Killing Our Water: The Hidden Cost of Dirty Energy

Perhaps the biggest challenge in changing human behavior to address
the reality of climate change is connecting impacts to every day life. 
But there is a clearly obvious impact to which most people do not give
adequate consideration.   While the catalysts for climate change are
greenhouse gases like CO2 and methane, the consequences to the planet
are realized through water.

Disruption of climate causes alterations to the hydrological cycle such as drought, flooding, increasing intensity to tropical storms, changes in the aquifer, loss of wetlands, loss of arable land,
changes in the state of water from solid to liquid to gaseous. Unlike
climate science, public awareness of and concern about water are high.
In polling consistently, over decades, water is the environmental issue
people care most about and the one to which they pay the most attention.

This nexus between water and climate is an important access point
for understanding the bigger picture of climate change impacts.

Consider how water is degraded by obsolete energy generation
technologies.  Those energy sources which contribute most to climate
change, and those which create a false economy of greenhouse gas
reduction, are the very technologies that pollute water and disrupt
hydrological systems.

The pervasive water impacts of coal begin with mining. Mountain Top Removal devastates and pollutes watersheds. Coal sludge can destroy ecosystems.
The burning of coal, while generating massive amounts of CO2 also
pollutes our air and water with mercury which ends up in fish and in
humans. Mercury causes organic brain damage and is a growing public
health crisis.

The operation of a coal plant requires billions and billions of gallons of water per year.
This water is diverted from the natural flow and alters the
hydrological balance and ecosystems in communities near coal plants and
downstream.  If you’re a fish or a plant or any part of the natural
system of a stream or river, you really don’t want to be sucked up into
a coal plant.  When the water comes out the other end, it will not
exactly be sustaining life.

As with coal, radioactive materials to power nuclear plants must be
mined. This mining brings with it the same impacts in terms of
watershed destruction, but also adds the risk of polluting water
sources with radioactive materials.

Nuclear power plants, depending on their size, must withdraw a billion or more gallons of water from an ecosystem every day.
That water is superheated, carries a risk of exposure to radioactive
material, and is then dumped back into the watershed. Not only does
this badly distort the natural systems, it draws water away from
drinking water and agricultural supplies.  After the nuclear fuel is
spent, it is remains a substantial threat to water.   Technology for
storing radioactive waste is not sufficiently developed to ensure that
water sources will be safe from radioactive leakage for even a relatively short amount of time relative to the half life of the materials used.

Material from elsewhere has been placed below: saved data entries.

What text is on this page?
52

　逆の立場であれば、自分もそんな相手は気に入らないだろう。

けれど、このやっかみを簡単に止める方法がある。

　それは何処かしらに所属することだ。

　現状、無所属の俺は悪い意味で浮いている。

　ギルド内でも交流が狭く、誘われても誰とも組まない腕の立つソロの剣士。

Cultivating corn for conversion to ethanol is a water intensive form
of agriculture that encourages monoculture and  impacts water resources
available for food production.  Fertilizers and pesticides from the
large agribusiness farms growing corn for ethanol pollute regional
lakes, streams, rivers and aquifers.  The amount of pesticide running
into the Mississippi River system is causing an unprecedented and
devastating expansion of the “dead zone” in the Gulf of Mexico, a region in which no life can be sustained.
Combined the the massive amount of water required for the industrial
process of converting the corn into fuel it takes as much as bout 1,200 gallons of water per gallon of ethanol.

The enterprise of cultivating and refining corn ethanol is itself a
very carbon intensive process that brings along with it all of the
direct water impacts of CO2 generated sources of energy with little or
no net benefit in terms of mitigation of green house gases.

Yet the three energy sources listed above are the most heavily subsidized,
both in terms of payments and guarantees from the government and our
costs for picking up the ecosystem and public health expenses
associated with all of the damage they cause.

It’s very hard to make the case for polluted water, droughts or
floods as a necessary impact that we must accept so we can superheat
the atmosphere.  Sometimes, the best argument for alternative energy
and green jobs is just as close as the nearest faucet.